Journey to Ithaca - from Surgery to Psychiatry via Rights and Riots
Professor Swaran Singh, MD FRCPsych DM
Tuesday 19 June 2007
Swaran Singh is Professor of Social and Community Psychiatry.
Professor Singh trained as a psychiatrist at the Postgraduate Institute of Medical Education & Research, Chandigarh, India before moving to the UK in 1991. He was a lecturer and consultant at Nottingham and in 2001 moved to St George’s University of London as senior lecturer in psychiatry. There he developed the ETHOS early intervention service (Early Treatment and Home-based Outreach Service) which gained an international reputation for its success in improving outcomes for young people with psychosis and its cost-effective use of resources.
He headed the Section of Serious Mental Illness Research at St George’s and chaired the London Mental Health Research and Development (LoMRH&D) network. In 2006, he joined the University of Warwick as Professor of Social and Community Psychiatry and consultant psychiatrist for the East Birmingham Early Intervention Service. He has published widely in his areas of interest which include epidemiology, onset and outcomes of early psychosis, culture and ethnicity in mental health, health services evaluation, mental health law, medical education and continuity of care.
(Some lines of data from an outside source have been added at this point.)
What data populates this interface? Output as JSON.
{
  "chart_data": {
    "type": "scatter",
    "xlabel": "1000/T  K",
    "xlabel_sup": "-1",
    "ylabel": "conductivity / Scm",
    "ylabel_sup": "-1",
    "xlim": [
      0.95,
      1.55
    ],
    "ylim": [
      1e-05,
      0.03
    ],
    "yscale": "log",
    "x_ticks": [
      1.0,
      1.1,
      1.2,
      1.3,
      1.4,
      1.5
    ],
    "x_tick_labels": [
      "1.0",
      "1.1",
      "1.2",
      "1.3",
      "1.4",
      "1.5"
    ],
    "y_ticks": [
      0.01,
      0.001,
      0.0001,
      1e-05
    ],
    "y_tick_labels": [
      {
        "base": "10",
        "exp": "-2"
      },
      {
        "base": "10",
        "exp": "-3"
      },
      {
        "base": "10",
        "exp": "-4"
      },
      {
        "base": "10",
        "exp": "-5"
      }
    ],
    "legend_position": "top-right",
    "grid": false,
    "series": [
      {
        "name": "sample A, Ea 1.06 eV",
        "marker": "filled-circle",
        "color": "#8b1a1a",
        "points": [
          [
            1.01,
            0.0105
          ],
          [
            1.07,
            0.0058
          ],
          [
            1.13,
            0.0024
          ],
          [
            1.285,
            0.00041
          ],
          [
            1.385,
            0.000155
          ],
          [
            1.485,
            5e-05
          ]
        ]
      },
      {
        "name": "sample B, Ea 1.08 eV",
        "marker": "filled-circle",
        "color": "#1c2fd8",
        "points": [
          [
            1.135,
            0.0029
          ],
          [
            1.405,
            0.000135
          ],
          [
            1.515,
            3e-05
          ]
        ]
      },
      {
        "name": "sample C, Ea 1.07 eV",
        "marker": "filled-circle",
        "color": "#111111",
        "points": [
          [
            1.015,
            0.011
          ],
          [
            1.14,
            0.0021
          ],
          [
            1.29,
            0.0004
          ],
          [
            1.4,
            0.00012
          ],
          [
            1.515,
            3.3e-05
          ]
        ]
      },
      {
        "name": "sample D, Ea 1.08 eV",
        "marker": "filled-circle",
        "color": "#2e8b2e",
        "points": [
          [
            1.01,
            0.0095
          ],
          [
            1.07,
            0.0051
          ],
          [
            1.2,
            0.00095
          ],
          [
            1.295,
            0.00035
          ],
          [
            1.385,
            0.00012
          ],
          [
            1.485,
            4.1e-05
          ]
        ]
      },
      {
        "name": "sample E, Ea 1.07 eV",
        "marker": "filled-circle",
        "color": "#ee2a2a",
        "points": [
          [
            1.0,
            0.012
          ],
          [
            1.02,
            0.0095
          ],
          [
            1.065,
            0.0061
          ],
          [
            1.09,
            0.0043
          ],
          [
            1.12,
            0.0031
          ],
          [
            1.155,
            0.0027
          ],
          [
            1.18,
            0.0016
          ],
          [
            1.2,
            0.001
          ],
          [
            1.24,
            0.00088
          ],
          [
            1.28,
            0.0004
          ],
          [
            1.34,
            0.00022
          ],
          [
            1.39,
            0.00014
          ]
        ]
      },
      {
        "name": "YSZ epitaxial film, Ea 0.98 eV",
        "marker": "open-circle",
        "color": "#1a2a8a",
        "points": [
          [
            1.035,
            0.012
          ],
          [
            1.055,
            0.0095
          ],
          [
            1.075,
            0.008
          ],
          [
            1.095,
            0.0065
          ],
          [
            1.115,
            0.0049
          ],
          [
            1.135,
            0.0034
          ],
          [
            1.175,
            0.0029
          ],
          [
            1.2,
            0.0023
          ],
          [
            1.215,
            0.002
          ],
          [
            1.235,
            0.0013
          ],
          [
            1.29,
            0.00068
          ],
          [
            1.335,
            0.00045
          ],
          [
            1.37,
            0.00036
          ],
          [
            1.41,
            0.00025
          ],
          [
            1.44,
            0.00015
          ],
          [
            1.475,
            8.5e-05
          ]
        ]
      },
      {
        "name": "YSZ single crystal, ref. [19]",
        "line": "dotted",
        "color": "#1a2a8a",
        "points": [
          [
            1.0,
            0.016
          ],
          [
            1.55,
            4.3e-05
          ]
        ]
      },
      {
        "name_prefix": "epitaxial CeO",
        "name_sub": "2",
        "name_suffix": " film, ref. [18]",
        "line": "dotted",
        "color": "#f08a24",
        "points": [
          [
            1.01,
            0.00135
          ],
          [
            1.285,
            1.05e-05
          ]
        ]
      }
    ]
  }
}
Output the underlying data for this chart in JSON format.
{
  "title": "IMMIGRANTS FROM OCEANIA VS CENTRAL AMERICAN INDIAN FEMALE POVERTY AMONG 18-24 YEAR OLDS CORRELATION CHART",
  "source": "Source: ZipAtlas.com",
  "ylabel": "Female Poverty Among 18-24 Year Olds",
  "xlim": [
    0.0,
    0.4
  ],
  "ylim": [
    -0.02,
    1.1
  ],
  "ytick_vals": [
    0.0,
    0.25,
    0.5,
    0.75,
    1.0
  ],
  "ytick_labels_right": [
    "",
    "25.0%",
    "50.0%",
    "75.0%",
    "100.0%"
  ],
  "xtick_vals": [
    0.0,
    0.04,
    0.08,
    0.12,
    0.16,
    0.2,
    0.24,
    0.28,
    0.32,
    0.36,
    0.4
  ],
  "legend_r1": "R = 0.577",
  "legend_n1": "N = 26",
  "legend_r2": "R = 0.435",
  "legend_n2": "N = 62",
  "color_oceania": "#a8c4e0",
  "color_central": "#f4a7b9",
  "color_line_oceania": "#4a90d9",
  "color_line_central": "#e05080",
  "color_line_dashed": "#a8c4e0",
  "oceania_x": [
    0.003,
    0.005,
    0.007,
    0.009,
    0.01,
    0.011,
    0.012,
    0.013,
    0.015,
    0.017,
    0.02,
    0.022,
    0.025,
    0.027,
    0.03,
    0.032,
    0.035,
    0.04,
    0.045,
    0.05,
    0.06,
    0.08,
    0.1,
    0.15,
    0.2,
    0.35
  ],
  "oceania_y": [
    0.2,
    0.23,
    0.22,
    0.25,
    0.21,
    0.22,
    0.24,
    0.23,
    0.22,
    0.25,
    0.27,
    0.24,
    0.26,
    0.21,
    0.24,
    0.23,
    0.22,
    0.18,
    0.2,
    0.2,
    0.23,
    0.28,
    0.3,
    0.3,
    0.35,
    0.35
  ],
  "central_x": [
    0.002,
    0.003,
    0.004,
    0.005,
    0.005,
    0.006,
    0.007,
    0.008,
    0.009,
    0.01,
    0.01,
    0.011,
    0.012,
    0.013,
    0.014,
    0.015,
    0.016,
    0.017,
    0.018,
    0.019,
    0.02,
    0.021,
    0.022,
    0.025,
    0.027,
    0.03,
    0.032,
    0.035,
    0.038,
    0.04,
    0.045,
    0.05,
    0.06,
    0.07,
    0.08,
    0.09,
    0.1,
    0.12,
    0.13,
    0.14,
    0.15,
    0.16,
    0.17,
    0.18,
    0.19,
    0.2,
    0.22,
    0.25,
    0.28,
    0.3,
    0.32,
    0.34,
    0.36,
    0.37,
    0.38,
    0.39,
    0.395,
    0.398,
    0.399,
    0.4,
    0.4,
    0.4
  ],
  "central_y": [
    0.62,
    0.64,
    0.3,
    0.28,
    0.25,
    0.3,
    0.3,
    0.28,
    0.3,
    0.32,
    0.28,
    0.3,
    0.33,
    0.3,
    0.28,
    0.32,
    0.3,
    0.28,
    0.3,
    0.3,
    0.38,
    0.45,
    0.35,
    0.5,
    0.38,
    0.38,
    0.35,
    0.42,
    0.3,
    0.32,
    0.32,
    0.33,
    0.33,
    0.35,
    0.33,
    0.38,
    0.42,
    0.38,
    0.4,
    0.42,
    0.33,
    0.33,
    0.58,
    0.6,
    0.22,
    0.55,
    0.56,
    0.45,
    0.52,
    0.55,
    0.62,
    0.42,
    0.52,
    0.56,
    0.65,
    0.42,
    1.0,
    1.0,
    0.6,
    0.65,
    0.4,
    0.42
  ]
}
Swaran’s interest in mental health arose from his involvement in human rights groups working for children traumatised in ethnic violence. Early on he became interested in social risk and protective factors in mental illness, especially in the high rates of psychosis in certain ethnic minority groups. This has long been considered as evidence of racism in the UK. However there are several credible alternative explanations including social exclusion, trauma, family breakdown, social isolation and drug use for which ethnicity operates as a proxy. Simplistic explanations for such intricate disorders are not only erroneous; these also hamper the search for complex causal influences.
Psychiatry is in the privileged position of being astride boundaries: medical and sociological models of illness; mind and brain; conception of normal and abnormal; and medicine and art, which give it unique clinical and research perspectives. In his lecture, Swaran will explore how biomedical and psychosocial conceptions of mental illness are complementary rather than in opposition and demonstrate that combining such perspectives offers a better understanding of mental illness than the supposed conflict between empirical and sociological approaches.